From hpuerca.atl.hp.com

Found at: 0x1bi.net:70/textfiles/file?hamradio/edjpole.txt

From edh@hpuerca.atl.hp.com Tue Mar 22 12:00:29 1994
Date: Tue, 22 Mar 1994 07:55:39 -0500
From: Ed Humphries 
To: Stephen Dunifer 
Newsgroups: rec.radio.amateur.antenna
Subject: Re: 5/8 over 1/4 design info needed
Hi Stephen!
In rec.radio.amateur.antenna you write:
>	Having read several references to 5/8 over a 1/4 vertical 
>antenna, I have not been able to find any fully detailed construction 
>plans in the usual sources.  Can anyone provide the details or point the way
>to an appropriate source ?  I assume that the antenna would consist of a 
>5/8 element, 1/4 element and some sort of type of coil between the two 
>elements along with the usual 4 ground radials.
If you are thinking about a collinear antenna, they usually have
1/2 wave elements stacked with 1/4 wave phase sections in between:
sometimes a carefully matched 5/8 wave section is used instead of 1/2.
However, from your description I suspect you are thinking about the
typical 5/8 wave antenna where the radiating portion sits on top of
a 1/4 wave _matching_ section (no radials required inthis configuration,
but may be added at the base of the 5/8 wave section (NOT base of the
matching section)). The most typical example of this is the Jpole.
So, if you'd like to have one of these, simple: build it from my
enclosed plans! I wrote this article several years ago (note: I
did not _design_ this, but written plans were pretty scurrvy before
I researched and wrote this. If you circulated the article further,
do please keep my name as author intact. 

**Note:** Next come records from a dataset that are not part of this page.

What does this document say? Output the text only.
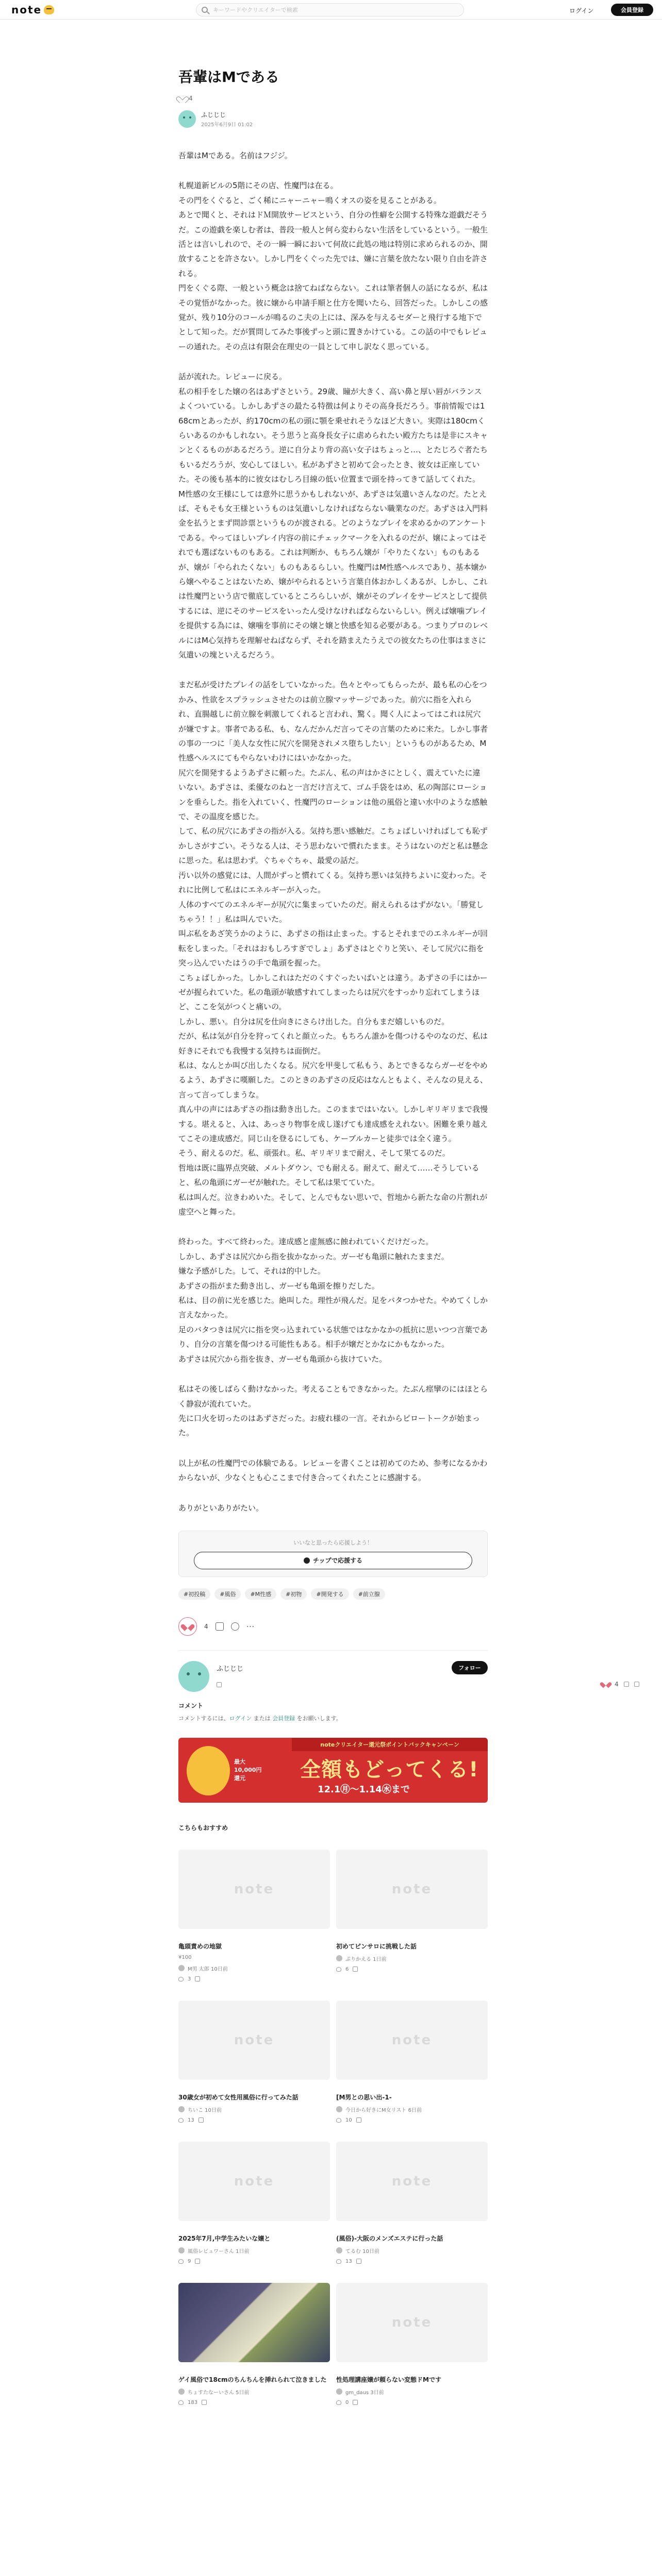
note
キーワードやクリエイターで検索	ログイン	会員登録
吾輩はMである
4
ふじじじ
2025年6月9日 01:02

吾輩はMである。名前はフジジ。

札幌道新ビルの5階にその店、性魔門は在る。
その門をくぐると、ごく稀にニャーニャー鳴くオスの姿を見ることがある。
あとで聞くと、それはドＭ開放サービスという、自分の性癖を公開する特殊な遊戯だそうだ。この遊戯を楽しむ者は、普段一般人と何ら変わらない生活をしているという。一般生活とは言いしれので、その一瞬一瞬において何故に此処の地は特別に求められるのか、開放することを許さない。しかし門をくぐった先では、嫌に言葉を放たない限り自由を許される。
門をくぐる際、一般という概念は捨てねばならない。これは筆者個人の話になるが、私はその覚悟がなかった。彼に嬢から申請手順と仕方を聞いたら、回答だった。しかしこの感覚が、残り10分のコールが鳴るのこ夫の上には、深みを与えるセダーと飛行する地下でとして知った。だが質問してみた事後ずっと頭に置きかけている。この話の中でもレビューの通れた。その点は有限会在理史の一員として申し訳なく思っている。

話が流れた。レビューに戻る。
私の相手をした嬢の名はあずさという。29歳、瞳が大きく、高い鼻と厚い唇がバランスよくついている。しかしあずさの最たる特徴は何よりその高身長だろう。事前情報では168cmとあったが、約170cmの私の頭に顎を乗せれそうなほど大きい。実際は180cmくらいあるのかもしれない。そう思うと高身長女子に虐められたい殿方たちは是非にスキャンとくるものがあるだろう。逆に自分より背の高い女子はちょっと…、とたじろぐ者たちもいるだろうが、安心してほしい。私があずさと初めて会ったとき、彼女は正座していた。その後も基本的に彼女はむしろ目線の低い位置まで頭を持ってきて話してくれた。
M性感の女王様にしては意外に思うかもしれないが、あずさは気遣いさんなのだ。たとえば、そもそも女王様というものは気遣いしなければならない職業なのだ。あずさは入門料金を払うとまず問診票というものが渡される。どのようなプレイを求めるかのアンケートである。やってほしいプレイ内容の前にチェックマークを入れるのだが、嬢によってはそれでも選ばないものもある。これは判断か、もちろん嬢が「やりたくない」ものもあるが、嬢が「やられたくない」ものもあるらしい。性魔門はM性感ヘルスであり、基本嬢から嬢へやることはないため、嬢がやられるという言葉自体おかしくあるが、しかし、これは性魔門という店で徹底しているところらしいが、嬢がそのプレイをサービスとして提供するには、逆にそのサービスをいったん受けなければならないらしい。例えば嬢噛プレイを提供する為には、嬢噛を事前にその嬢と嬢と快感を知る必要がある。つまりプロのレベルにはM心気持ちを理解せねばならず、それを踏まえたうえでの彼女たちの仕事はまさに気遣いの塊といえるだろう。

まだ私が受けたプレイの話をしていなかった。色々とやってもらったが、最も私の心をつかみ、性欲をスプラッシュさせたのは前立腺マッサージであった。前穴に指を入れられ、直腸越しに前立腺を刺激してくれると言われ、驚く。聞く人によってはこれは尻穴が嫌ですよ。事者である私、も、なんだかんだ言ってその言葉のために来た。しかし事者の事の一つに「美人な女性に尻穴を開発されメス堕ちしたい」というものがあるため、M性感ヘルスにてもやらないわけにはいかなかった。
尻穴を開発するようあずさに頼った。たぶん、私の声はかさにとしく、震えていたに違いない。あずさは、柔優なのねと一言だけ言えて、ゴム手袋をはめ、私の陶部にローションを垂らした。指を入れていく、性魔門のローションは他の風俗と違い水中のような感触で、その温度を感じた。
して、私の尻穴にあずさの指が入る。気持ち悪い感触だ。こちょばしいければしても恥ずかしさがすごい。そうなる人は、そう思わないで慣れたまま。そうはないのだと私は懸念に思った。私は思わず。ぐちゃぐちゃ、最愛の話だ。
汚い以外の感覚には、人間がずっと慣れてくる。気持ち悪いは気持ちよいに変わった。それに比例して私はにエネルギーが入った。
人体のすべてのエネルギーが尻穴に集まっていたのだ。耐えられるはずがない。「勝覚しちゃう！！」私は叫んでいた。
叫ぶ私をあざ笑うかのように、あずさの指は止まった。するとそれまでのエネルギーが回転をしまった。「それはおもしろすぎでしょ」あずさはとぐりと笑い、そして尻穴に指を突っ込んでいたはうの手で亀頭を握った。
こちょばしかった。しかしこれはただのくすぐったいばいとは違う。あずさの手にはかーゼが握られていた。私の亀頭が敏感すれてしまったらは尻穴をすっかり忘れてしまうほど、ここを気がつくと痛いの。
しかし、悪い。自分は尻を仕向きにさらけ出した。自分もまだ嬉しいものだ。
だが、私は気が自分を狩ってくれと顔立った。もちろん誰かを傷つけるやのなのだ、私は好きにそれでも我慢する気持ちは面倒だ。
私は、なんとか叫び出したくなる。尻穴を甲斐して私もう、あとできるならガーゼをやめるよう、あずさに嘆願した。このときのあずさの反応はなんともよく、そんなの見える、言って言ってしまうな。
真ん中の声にはあずさの指は動き出した。このままではいない。しかしギリギリまで我慢する。堪えると、入は、あっさり物事を成し遂げても達成感をえれない。困難を乗り越えてこその達成感だ。同じ山を登るにしても、ケーブルカーと徒歩では全く違う。
そう、耐えるのだ。私、頑張れ。私、ギリギリまで耐え、そして果てるのだ。
哲地は既に臨界点突破、メルトダウン、でも耐える。耐えて、耐えて……そうしていると、私の亀頭にガーゼが触れた。そして私は果てていた。
私は叫んだ。泣きわめいた。そして、とんでもない思いで、哲地から新たな命の片割れが虚空へと舞った。

終わった。すべて終わった。達成感と虚無感に蝕われていくだけだった。
しかし、あずさは尻穴から指を抜かなかった。ガーゼも亀頭に触れたままだ。
嫌な予感がした。して、それは的中した。
あずさの指がまた動き出し、ガーゼも亀頭を擦りだした。
私は、目の前に光を感じた。絶叫した。理性が飛んだ。足をバタつかせた。やめてくしか言えなかった。
足のバタつきは尻穴に指を突っ込まれている状態ではなかなかの抵抗に思いつつ言葉であり、自分の言葉を傷つける可能性もある。相手が嬢だとかなにかもなかった。
あずさは尻穴から指を抜き、ガーゼも亀頭から抜けていた。

私はその後しばらく動けなかった。考えることもできなかった。たぶん痙攣のにはほとらく静寂が流れていた。
先に口火を切ったのはあずさだった。お疲れ様の一言。それからピロートークが始まった。

以上が私の性魔門での体験である。レビューを書くことは初めてのため、参考になるかわからないが、少なくとも心ここまで付き合ってくれたことに感謝する。

ありがといありがたい。

いいなと思ったら応援しよう！
チップで応援する
#初投稿	#風俗	#M性感	#初物	#開発する	#前立腺
4	⋯
ふじじじ	フォロー
コメント
コメントするには、ログイン または 会員登録 をお願いします。
noteクリエイター還元祭ポイントバックキャンペーン
最大
10,000円
還元	全額もどってくる!
12.1㊊〜1.14㊌まで
こちらもおすすめ
note
亀頭責めの地獄
¥100
M男 太郎 10日前
3
note
初めてピンサロに挑戦した話
ぷりかえる 1日前
6
note
30歳女が初めて女性用風俗に行ってみた話
ちいこ 10日前
13
note
[M男との思い出-1-
今日から好きにM女リスト 6日前
10
note
2025年7月,中学生みたいな嬢と
風俗レビュワーさん 1日前
9
note
(風俗)-大阪のメンズエステに行った話
てるむ 10日前
13
ゲイ風俗で18cmのちんちんを挿れられて泣きました
ちょすたなーいさん 5日前
183
note
性処理講座嬢が頼らない変態ドMです
gm_daus 3日前
0
4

Many people have built this Jpole, literally from around the world!
The following article is 59 lines long.
Just cut at the "--cut here--" line and the article
will print neatly on one page for easy reference.
Hope you enjoy building and using!
Cheers & 73 Ed Humphries - N5RCK
Hewlett Packard NARC Atlanta GA
--cut here--
	A Copper Tube J-pole
	by Ed Humphries - N5RCK
        The following is a description of a J-Pole antenna made from copper
        pipe. You can use 1/2 inch to 1 inch pipe (wall thickness will
        affect stiffness/stability AND price, but not performance). Larger
        diameter pipe increases bandwidth, but 1/2 inch is fine for amateur
        frequencies. Start with a 10 foot (standard) length of pipe, 1 90
        degree (right angle) fitting, 1 "tee" fitting, 2 end-caps, 2 hose
        clamps (worm-gear adjustable of the appropriate diameter), and your
        coax (end stripped, braid separated, center conducter stripped, and
        coax sealant to close opening in coax to keep water out). Use a tube
        cutter (for best/easiest results) and cut the 10 foot pipe according
        to the dimensions needed following the diagram below:
                        | <=endcap
                    5/8 | for 146 MHz
                   wave |
                     -- |   | <=endcap
                        |   | 1/4
                        |   | wave
                        |   |
    coax ctr conductor=>*   *<= coax shield
                        |   |
                 @ 5"-->|   |
                 tee =>  ---  <= elbow
                        | < "leftover" pipe
        For best general purpose use, the 5/8th wave version should be
        used. The dimensions to cut are: 66 1/2 inches (5/8 + 1/4 matching
        section), 19 inches (other half of 1/4 matching section), 3/4 inch
        (joins the tee and the elbow), and the "leftover" 33 3/4 inchs that
        forms the base. Use standard plumbing solder methods to join main
        section to base using the tee. Use the 3/4 inch piece and the elbow
        to attach the 19 inch piece. Be careful to keep pieces parallel.
        This will give you a center frequency of 146 MHz. Attach the coax
        as shown using the hose clamps. Adjust the swr at 146 MHz by sliding
        the connections up or down as needed -- you should be able to reach
        very close to 1:1 (best to do this in approximately where you intend
        to use the antenna - the base can be attached directly to a mast by
        two hose clamps). Try not to be standing right by the antenna!
        It has been noted that this design can lead to rf coupling onto the
        feedline. To avoid this, put a ferrite on the coax at the feedpoint,
        or use 3 turns (@1") of the coax taped together at the feedpoint.
        Other center freq dimensions: (adjust 5/8 section accordingly).
        144 =19.25 inches, 145 =19.12, 146 =19, 147 =18.86, 148 =18.73.